Don't get me wrong... This is a big problem that we should absolutely be trying to solve. But this seems to point the finger at a group of people who may not really be worth pointing the finger at because they actually aren't that wealthy in reality if you factor in the form of that wealth, cost of living, mortgage, and saving for retirement. They may in fact look more similar to the upper middle class of 20 years ago, albeit with smaller, crappier homes.
If the conjecture is true, it would be a really powerful example of how great wealth inequality has gotten, and how absolutely ineffective trickle-down economics is.
Socialists think the government should provide social services.
Rich people not donating money for social services seems completely philosophically compatible with being socialists.
The vast, vast majority of my rich friends believe we should raise taxes on all rich people, not donate to non-profits who then have to spend the money on marketing.

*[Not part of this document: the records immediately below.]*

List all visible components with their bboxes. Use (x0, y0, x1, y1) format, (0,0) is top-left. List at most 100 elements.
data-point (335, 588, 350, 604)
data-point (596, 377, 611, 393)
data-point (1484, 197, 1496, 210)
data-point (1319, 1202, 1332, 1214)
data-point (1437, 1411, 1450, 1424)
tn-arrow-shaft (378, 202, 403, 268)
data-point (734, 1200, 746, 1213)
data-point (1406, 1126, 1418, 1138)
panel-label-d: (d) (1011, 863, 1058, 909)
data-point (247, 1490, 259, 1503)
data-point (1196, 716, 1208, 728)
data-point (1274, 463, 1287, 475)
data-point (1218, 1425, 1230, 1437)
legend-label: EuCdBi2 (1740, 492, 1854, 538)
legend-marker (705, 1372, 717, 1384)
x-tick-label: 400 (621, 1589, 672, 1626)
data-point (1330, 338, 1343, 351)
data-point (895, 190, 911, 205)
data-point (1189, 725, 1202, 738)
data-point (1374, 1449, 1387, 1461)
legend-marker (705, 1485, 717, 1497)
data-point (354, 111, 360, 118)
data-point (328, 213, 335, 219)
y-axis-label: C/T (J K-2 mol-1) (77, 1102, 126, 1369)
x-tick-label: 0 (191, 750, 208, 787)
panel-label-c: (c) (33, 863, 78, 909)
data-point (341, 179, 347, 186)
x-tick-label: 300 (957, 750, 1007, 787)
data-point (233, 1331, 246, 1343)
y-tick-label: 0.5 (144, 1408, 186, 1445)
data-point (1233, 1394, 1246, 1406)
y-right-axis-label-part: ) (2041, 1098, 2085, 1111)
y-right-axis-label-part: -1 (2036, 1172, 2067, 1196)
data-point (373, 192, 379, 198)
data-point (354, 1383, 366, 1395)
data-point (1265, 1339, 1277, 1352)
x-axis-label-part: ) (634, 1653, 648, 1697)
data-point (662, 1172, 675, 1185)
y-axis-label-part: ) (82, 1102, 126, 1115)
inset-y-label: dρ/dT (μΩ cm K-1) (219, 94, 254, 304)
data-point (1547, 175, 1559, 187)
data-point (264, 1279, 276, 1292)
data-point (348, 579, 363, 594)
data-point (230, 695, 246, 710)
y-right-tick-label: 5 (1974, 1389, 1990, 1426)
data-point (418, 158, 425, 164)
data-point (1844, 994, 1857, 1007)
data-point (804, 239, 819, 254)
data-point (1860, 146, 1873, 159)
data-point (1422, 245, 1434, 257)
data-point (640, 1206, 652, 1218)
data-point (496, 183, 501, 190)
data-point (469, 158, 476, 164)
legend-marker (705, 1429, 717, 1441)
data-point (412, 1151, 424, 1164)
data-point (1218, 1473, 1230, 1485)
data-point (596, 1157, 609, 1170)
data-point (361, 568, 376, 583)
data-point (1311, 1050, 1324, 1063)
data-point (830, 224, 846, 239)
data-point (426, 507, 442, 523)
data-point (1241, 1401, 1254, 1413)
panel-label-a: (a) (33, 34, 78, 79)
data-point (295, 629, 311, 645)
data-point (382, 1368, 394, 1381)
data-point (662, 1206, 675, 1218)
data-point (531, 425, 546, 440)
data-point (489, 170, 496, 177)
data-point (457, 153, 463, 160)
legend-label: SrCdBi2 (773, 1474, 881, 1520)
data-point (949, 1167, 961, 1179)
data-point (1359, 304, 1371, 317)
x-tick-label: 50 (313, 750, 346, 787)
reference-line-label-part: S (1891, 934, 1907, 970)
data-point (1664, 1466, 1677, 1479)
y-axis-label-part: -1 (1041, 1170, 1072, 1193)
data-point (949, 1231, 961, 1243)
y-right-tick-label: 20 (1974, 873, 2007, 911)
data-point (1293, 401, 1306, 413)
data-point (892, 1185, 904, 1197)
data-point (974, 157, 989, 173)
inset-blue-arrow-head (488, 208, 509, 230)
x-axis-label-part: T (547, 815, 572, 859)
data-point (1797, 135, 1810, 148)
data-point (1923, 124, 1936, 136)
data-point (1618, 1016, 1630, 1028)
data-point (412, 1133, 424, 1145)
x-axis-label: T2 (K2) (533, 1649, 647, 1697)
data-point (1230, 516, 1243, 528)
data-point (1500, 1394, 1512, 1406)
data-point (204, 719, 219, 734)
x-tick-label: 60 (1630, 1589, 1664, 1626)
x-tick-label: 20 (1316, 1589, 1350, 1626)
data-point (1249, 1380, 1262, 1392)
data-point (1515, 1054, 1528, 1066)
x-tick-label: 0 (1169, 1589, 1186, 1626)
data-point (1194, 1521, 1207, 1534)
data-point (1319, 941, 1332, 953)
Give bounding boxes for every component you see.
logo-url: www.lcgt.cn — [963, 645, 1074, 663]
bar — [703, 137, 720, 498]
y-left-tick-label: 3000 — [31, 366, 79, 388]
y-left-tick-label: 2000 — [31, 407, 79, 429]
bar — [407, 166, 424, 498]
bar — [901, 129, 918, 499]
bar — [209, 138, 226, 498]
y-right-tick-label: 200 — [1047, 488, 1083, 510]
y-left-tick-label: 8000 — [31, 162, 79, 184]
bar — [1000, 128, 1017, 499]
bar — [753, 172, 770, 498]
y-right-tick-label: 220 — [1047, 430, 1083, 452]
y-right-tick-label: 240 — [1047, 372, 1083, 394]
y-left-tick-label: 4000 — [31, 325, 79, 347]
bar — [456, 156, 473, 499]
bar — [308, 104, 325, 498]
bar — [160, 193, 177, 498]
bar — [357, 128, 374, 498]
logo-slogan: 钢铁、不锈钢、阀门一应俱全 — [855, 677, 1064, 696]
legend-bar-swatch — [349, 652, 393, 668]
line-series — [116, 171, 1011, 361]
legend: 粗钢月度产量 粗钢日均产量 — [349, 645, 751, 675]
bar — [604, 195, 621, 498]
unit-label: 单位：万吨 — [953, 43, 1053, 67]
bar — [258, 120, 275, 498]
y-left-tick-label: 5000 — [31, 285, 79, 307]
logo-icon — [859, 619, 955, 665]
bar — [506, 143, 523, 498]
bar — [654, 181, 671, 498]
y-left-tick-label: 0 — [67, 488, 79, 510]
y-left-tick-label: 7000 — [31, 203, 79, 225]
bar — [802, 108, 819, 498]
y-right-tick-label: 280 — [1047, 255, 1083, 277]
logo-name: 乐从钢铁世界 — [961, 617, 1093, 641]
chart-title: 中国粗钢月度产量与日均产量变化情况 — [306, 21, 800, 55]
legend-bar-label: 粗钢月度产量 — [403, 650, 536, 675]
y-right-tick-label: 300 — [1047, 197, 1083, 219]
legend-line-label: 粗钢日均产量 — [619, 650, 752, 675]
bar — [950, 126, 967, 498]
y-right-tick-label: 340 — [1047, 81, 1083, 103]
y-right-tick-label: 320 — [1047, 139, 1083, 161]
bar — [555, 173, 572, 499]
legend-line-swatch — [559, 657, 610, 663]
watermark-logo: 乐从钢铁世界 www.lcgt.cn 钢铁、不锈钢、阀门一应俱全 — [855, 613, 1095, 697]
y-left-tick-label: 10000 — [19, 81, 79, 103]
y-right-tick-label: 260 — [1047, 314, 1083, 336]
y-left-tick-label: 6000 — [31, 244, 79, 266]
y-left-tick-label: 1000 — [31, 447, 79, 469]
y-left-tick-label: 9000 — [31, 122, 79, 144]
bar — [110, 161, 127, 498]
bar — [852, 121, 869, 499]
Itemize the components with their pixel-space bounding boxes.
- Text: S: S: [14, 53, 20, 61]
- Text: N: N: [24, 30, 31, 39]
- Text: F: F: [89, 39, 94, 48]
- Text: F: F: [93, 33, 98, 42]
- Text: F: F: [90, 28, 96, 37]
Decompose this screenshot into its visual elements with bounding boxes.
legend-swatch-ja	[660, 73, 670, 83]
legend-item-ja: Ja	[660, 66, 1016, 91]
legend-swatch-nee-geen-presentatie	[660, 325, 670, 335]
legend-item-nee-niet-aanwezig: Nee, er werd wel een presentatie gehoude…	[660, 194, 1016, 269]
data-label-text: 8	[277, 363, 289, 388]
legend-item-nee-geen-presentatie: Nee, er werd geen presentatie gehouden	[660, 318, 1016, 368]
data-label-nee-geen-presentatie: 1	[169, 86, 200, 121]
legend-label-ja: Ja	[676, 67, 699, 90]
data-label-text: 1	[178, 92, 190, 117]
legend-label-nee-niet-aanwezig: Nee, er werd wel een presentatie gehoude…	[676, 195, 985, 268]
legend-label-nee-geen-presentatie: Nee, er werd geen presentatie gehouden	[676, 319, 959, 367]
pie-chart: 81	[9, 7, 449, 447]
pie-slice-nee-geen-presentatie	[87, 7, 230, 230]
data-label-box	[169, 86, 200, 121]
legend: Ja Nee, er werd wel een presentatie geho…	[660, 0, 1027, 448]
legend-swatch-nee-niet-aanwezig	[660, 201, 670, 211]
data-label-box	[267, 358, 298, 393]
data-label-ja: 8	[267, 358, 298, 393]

You know what's inconsistent? Claiming to care about an issue, but opposing any means of addressing it. If you're going to preclude the government addressing poverty, you can't also go around undermining everyone else who tries. For example, in other comments on this story I see people complaining about volunteers' lack of professionalism, and about spending money on marketing. Clue time: money for marketing is a necessity for any long-term enterprise. If the government got out of charity altogether, each charity would have to try even harder to draw attention to their cause among all the others. The marketing industry would love it, but from the standpoint of helping the poor it's a form of inefficiency. Those who rail against government inefficiency should admit and consider the inefficiency in their own chosen model, lest they seem dishonest.
Could also possibly be German slang, a shortening of "gibt" (a form of the word "geben", meaning "to give").
In America today, that is not true for millions of working class people. Then add corporations who prefer four part time workers to two full time workers, and it's clear that America penalizes those on the bottom half of the bell curve harshly.
Is that a society you are proud of? Where children starve? Where treatable diseases like TB are a public health risk (even to you)?
See: 'illegal immigrant'. The phrase could, and in a literal reading does, mean anyone entering the US illegally. When politicians talking about deporting 'illegal immigrants', it's understood that they mean illegal Mexican immigrants.
In the same way, 'gibs' could, in theory, mean any government handout. However, if you examine its specific usage you'll see a clear pattern.